España no estaba saliendo con Corea, estaba soltero, estaba solo… todo eso se resumía a una sola pero significativa palabra: OPORTUNIDAD.

-Tengo que irme- les anunció Romano corriendo en dirección contraria para luego frenar con sus pies y regresar hasta donde estaban los otros dos

-¡No le vayan a decir nada a España!- les pidió volviendo a correr pero una vez más se detuvo y regresó hasta el par de amigos –Ni tampoco le vayan a decir lo que dije del chino ni que me dijeron acerca de que no estaban saliendo. Es más, no le digan siquiera que hablé con ustedes- les pidió y echó a correr por tercera vez, esta vez sin regresar, ahora si necesitaba la ayuda de un experto.

Mientras tanto los otros dos se quedaron viendo como el Italiano iba tan rápido que casi se iba de bruces y aun con ello seguía corriendo como si el mismo demonio lo estuviera persiguiendo.

-Oye… ¿Crees que haya estado bien decirle lo de España?- preguntó entonces Prusia siguiendo con sus rubies al castaño que ya estaba muy a lo lejos.

-Claro, será interesante ver que tan dispuesto está a recuperar a Espagne o si solo echará todo a perder otra vez- contestó Francia con ese tono galante y romántico que casi parecía de locutor de radio-novela.

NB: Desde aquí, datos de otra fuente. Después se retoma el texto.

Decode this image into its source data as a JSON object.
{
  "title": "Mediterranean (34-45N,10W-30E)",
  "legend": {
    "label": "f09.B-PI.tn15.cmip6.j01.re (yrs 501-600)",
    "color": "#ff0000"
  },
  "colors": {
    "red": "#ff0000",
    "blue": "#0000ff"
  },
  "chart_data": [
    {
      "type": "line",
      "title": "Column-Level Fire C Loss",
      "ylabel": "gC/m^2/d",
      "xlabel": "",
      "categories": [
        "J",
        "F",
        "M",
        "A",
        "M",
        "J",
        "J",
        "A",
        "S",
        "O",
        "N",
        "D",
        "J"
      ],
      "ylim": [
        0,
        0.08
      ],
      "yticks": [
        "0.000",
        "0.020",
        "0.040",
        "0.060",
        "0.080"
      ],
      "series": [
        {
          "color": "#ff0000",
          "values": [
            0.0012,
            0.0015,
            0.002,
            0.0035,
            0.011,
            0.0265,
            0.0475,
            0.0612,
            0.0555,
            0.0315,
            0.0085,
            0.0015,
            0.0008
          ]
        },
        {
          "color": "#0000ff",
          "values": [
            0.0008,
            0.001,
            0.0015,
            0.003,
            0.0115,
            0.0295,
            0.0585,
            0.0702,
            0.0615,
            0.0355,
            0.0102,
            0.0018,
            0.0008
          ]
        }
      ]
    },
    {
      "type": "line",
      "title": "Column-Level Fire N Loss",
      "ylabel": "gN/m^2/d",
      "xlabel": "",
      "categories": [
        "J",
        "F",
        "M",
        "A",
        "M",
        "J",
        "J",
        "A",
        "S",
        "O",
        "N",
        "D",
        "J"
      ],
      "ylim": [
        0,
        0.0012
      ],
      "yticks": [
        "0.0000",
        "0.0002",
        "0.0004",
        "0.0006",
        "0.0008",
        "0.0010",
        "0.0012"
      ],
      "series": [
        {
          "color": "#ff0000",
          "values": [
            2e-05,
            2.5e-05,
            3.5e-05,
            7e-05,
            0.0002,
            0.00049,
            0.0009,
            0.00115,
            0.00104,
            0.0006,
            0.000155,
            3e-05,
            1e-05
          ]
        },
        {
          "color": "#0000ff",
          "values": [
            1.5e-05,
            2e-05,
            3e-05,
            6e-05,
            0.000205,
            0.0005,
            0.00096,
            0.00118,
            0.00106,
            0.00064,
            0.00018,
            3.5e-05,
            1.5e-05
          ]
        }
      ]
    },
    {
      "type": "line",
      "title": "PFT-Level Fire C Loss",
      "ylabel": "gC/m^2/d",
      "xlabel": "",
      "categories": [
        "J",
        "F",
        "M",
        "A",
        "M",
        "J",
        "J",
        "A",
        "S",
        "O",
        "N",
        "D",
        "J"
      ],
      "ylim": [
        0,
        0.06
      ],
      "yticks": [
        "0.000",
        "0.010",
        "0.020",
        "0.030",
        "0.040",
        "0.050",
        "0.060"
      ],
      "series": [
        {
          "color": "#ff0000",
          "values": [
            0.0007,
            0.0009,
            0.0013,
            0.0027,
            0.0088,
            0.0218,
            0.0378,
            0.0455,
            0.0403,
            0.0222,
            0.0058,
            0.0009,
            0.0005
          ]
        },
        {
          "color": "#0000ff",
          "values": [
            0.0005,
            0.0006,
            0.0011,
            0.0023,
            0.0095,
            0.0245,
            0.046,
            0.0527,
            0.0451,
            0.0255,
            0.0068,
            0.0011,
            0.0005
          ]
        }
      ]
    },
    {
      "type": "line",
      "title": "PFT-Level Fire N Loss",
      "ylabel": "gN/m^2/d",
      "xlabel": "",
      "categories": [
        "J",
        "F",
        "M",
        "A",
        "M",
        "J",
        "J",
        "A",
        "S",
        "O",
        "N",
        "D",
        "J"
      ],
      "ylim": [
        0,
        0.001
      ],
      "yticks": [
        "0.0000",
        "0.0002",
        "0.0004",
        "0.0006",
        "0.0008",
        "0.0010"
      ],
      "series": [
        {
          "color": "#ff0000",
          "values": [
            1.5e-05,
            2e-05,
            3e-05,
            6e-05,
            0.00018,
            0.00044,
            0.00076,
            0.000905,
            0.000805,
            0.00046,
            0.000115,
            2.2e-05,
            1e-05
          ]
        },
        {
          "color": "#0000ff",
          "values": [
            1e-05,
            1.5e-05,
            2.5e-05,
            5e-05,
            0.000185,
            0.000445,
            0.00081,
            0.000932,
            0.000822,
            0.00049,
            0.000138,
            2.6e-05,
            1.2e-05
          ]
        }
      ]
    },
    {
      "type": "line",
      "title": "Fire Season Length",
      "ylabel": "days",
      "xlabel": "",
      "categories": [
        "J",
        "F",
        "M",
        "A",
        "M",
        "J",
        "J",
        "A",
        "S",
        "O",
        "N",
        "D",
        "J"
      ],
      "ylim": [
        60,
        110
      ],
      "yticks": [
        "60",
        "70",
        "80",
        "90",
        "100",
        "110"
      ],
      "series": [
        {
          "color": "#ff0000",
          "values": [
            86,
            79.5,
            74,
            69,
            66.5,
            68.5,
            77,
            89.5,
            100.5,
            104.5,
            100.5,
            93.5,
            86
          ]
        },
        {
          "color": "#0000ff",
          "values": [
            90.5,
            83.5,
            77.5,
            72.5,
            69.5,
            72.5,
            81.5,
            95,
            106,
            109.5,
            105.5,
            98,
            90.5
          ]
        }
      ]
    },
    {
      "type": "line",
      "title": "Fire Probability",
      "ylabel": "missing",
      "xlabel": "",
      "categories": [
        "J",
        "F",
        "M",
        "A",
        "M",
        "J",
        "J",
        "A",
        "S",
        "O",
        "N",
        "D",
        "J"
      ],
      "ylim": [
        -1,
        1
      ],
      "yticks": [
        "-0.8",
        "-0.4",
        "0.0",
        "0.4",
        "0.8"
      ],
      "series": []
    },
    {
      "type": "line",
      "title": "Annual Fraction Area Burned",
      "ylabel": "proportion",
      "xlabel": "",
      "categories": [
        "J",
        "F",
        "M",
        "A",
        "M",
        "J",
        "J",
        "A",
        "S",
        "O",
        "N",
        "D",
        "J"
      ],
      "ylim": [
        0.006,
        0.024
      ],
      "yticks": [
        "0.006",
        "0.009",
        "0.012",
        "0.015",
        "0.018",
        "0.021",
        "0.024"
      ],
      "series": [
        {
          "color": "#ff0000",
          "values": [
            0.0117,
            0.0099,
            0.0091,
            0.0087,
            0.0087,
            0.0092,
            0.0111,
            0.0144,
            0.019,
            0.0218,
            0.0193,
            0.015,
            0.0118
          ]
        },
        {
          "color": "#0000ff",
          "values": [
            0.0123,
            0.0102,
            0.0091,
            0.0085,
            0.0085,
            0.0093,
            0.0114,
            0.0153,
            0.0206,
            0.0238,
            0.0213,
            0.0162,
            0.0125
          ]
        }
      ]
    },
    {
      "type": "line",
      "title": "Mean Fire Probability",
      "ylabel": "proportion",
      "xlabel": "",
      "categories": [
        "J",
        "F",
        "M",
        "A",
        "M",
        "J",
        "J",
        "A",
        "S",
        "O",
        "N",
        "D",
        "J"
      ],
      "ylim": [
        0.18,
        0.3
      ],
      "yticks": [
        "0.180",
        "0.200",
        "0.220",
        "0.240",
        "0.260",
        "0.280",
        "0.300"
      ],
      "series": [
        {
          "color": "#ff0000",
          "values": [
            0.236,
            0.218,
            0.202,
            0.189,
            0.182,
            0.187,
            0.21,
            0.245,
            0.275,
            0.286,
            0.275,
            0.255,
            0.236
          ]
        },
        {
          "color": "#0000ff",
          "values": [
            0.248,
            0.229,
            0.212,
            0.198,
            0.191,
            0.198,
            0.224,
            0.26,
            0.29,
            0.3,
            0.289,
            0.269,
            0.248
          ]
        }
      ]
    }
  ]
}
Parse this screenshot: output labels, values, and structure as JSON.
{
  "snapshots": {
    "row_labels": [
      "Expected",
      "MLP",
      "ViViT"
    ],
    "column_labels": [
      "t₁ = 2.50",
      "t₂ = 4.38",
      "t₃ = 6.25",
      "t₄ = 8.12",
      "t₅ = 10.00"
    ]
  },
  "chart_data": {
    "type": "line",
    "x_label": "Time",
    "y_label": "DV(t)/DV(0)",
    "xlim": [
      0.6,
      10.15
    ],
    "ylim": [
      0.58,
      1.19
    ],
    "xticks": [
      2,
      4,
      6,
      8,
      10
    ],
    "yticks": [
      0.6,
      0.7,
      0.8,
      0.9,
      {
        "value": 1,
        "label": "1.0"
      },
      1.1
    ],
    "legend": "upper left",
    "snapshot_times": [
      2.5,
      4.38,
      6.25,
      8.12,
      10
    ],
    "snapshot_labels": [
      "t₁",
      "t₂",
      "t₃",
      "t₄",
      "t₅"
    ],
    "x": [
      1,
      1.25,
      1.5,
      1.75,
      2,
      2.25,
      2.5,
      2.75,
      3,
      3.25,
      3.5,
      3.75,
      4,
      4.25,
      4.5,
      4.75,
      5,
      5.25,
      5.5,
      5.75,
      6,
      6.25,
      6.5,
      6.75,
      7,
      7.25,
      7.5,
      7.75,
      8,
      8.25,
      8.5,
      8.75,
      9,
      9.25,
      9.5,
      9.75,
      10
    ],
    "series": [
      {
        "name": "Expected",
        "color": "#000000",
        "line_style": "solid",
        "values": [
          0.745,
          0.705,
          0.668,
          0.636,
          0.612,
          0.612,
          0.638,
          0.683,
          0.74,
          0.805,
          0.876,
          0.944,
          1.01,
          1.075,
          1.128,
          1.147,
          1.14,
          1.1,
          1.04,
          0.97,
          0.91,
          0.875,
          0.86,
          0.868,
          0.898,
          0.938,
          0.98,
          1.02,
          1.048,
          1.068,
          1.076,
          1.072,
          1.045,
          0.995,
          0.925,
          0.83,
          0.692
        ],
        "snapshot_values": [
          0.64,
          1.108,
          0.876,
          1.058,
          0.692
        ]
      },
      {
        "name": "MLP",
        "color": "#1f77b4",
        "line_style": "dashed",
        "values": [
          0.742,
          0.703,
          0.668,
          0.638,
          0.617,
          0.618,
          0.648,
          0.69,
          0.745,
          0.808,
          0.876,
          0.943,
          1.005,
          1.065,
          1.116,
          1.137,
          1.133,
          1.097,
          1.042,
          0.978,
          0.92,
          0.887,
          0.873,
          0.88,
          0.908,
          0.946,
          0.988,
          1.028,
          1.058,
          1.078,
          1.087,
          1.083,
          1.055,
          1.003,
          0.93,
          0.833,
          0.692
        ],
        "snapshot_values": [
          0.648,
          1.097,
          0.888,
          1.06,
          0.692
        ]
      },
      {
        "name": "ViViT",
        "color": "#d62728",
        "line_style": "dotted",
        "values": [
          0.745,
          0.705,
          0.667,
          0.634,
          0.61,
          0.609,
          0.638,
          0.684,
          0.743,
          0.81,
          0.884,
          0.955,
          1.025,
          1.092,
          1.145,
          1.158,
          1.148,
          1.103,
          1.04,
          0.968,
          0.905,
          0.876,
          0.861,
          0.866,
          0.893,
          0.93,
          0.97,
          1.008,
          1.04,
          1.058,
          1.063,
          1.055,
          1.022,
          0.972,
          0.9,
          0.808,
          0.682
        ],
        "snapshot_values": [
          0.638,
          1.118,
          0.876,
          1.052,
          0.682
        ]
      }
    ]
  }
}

-¿Y qué pasará con Corea?- preguntó otra vez el albino viendo como su amigo rubio seguía sonriendo y comenzaba a reír de manera nerviosa aun sin borrar su mueca seductora.

-Oh mon ami… soy un idiota…- contestó el francés ahora volteando a ver a Prusia -¡No pensé en eso!- dijo afligido viendo como el alemán rodaba los ojos; aunque tal vez se les olvidaba que el único que iba a tomar la decisión era España, la manzana de la discordia en este trió amoroso… sin embargo podía que el español no fuera tan cotizado, al menos no cuando Corea aun tenía cierto nombre tatuado a fuego en su corazón.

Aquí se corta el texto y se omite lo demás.